29.10.04

O Povo é Sereno #178



O TU COM O VOSSEMECÊ OU A LÓGICA PODE SER UMA BATATA

Ontem, ao entrar no meu período filosófico quotidiano (ou seja, antes do bagaço e após a sobremesa do jantar) pensei com os meus botões que isto do "caso Marcelo" já cheiraria mal não fora a quantidade de revelações paradoxais que nos oferece a cada momento. Não fora o rol avantajado de lições que a cada passo nos dá para nosso proveito e exemplo.
Eis a última: Portugal, pelos vistos, é o único país do mundo em que dois opositores podem estar a dizer a verdade... embora tenham ambos versões diferentes do e sobre o mesmo assunto.
O insigne comentador (que tem um estilo de duque florentino) garante - e quem somos nós para duvidar? - que o seu amigo durante uma reunião o pressionou a moderar a verrina maquiavélica contra os rapazes do dr. Lopes - o nosso Santana - enquanto governantes desta nação multirracial, por sugestão pressionante dos gurus hardboiled da equipa que está no poleiro. O não menos insigne presidente director-geral da empresa que sustenta a TVI (que tem um ar de príncipe ou pelo menos de conde veneziano), por seu turno refere sóbria e solenemente - e quem somos nós para lhe infirmar a deixa? - que só falaram em coisas de estratégia empresarial, de assuntos de gestão de capitais e quejandas amenidades.
Em qualquer país um deles mentiria e outro falaria verdade. Mas isso era noutro país, olarilolé. Cá, tenho para mim que ambos falam verdade. E isto, para já, porque me recuso a acreditar que um destes senhores, verdadeiros exemplos para os mais novos - um na área da diversão televisiva domingueira, outro na dos negócios multicontinentais - esteja a mentir rascamente, sordidamente, como se fosse um baixo canalha desses que se arrastam pelos lameiros de Lisboa ou pelas alfurjas do Porto. Que esteja, para empregar o léxico do Raymond Chandler, "a mentir como um cão".
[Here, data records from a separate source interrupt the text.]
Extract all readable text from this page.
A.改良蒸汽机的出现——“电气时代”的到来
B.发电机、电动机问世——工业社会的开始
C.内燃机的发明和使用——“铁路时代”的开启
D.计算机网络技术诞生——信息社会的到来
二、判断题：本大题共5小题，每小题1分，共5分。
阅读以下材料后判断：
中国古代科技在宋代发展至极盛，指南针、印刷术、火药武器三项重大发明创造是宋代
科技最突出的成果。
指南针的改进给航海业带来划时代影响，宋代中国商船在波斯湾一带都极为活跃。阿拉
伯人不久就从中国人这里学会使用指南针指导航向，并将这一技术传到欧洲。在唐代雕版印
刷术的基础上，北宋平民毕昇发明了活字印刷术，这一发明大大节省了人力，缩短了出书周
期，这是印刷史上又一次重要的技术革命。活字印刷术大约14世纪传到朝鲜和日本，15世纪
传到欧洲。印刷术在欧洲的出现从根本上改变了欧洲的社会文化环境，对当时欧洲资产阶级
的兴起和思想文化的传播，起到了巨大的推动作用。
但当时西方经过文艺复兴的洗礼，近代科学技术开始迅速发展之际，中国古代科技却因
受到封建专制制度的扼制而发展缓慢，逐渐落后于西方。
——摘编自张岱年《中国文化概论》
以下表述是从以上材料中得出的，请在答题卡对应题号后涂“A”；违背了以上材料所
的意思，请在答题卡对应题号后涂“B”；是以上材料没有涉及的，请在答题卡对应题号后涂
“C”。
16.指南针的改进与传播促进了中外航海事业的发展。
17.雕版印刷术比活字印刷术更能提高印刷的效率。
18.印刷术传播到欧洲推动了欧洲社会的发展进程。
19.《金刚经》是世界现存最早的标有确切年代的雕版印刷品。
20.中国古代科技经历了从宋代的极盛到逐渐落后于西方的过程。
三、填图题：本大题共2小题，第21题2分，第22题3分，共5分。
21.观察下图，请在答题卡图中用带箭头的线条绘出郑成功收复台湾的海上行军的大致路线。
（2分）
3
Depois, porque seria muito doloroso ter de se inferir a hipótese de que gente de qualidade, por mesquinhos interesses (políticos, empresariais?) estaria a desbobinar toda esta bambochata que vai arrastando na sua órbitra altas autoridades, areópagos nacionais, pais da pátria...
Tal coisa, tal suspeita, faria palpitar o nosso coração e o nosso bestunto: e se afinal esta gente de mérito e estatuto não passasse de (mas cala-te boca!).
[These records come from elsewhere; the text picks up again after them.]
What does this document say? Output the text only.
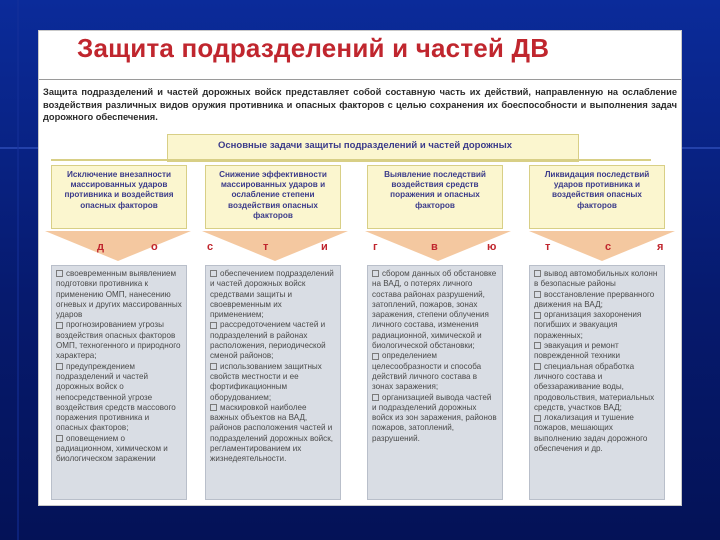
Защита подразделений и частей ДВ
Защита подразделений и частей дорожных войск представляет собой составную часть их действий, направленную на ослабление воздействия различных видов оружия противника и опасных факторов с целью сохранения их боеспособности и выполнения задач дорожного обеспечения.
Основные задачи защиты подразделений и частей дорожных
Исключение внезапности массированных ударов противника и воздействия опасных факторов
Снижение эффективности массированных ударов и ослабление степени воздействия опасных факторов
Выявление последствий воздействия средств поражения и опасных факторов
Ликвидация последствий ударов противника и воздействия опасных факторов
д	о	с	т	и	г	в	ю	т	с	я

своевременным выявлением подготовки противника к применению ОМП, нанесению огневых и других массированных ударов

прогнозированием угрозы воздействия опасных факторов ОМП, техногенного и природного характера;

предупреждением подразделений и частей дорожных войск о непосредственной угрозе воздействия средств массового поражения противника и опасных факторов;

оповещением о радиационном, химическом и биологическом заражении

обеспечением подразделений и частей дорожных войск средствами защиты и своевременным их применением;

рассредоточением частей и подразделений в районах расположения, периодической сменой районов;

использованием защитных свойств местности и ее фортификационным оборудованием;

маскировкой наиболее важных объектов на ВАД, районов расположения частей и подразделений дорожных войск, регламентированием их жизнедеятельности.

сбором данных об обстановке на ВАД, о потерях личного состава районах разрушений, затоплений, пожаров, зонах заражения, степени облучения личного состава, изменения радиационной, химической и биологической обстановки;

определением целесообразности и способа действий личного состава в зонах заражения;

организацией вывода частей и подразделений дорожных войск из зон заражения, районов пожаров, затоплений, разрушений.

вывод автомобильных колонн в безопасные районы

восстановление прерванного движения на ВАД;

организация захоронения погибших и эвакуация пораженных;

эвакуация и ремонт поврежденной техники

специальная обработка личного состава и обеззараживание воды, продовольствия, материальных средств, участков ВАД;

локализация и тушение пожаров, мешающих выполнению задач дорожного обеспечения и др.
Por isso, para tranquilizar o meu alanceado órgão tradicionalmente reservado às emoções, é que eu digo que a explicação é esta, tem de ser esta: ambos estão a falar verdade.
Como? Não sei. Mas tenho esta fézada, baseada no facto de que este é um país diferente.
E, francamente, é assim tão difícil de admitir que a lógica pode ser um tubérculo lusitano?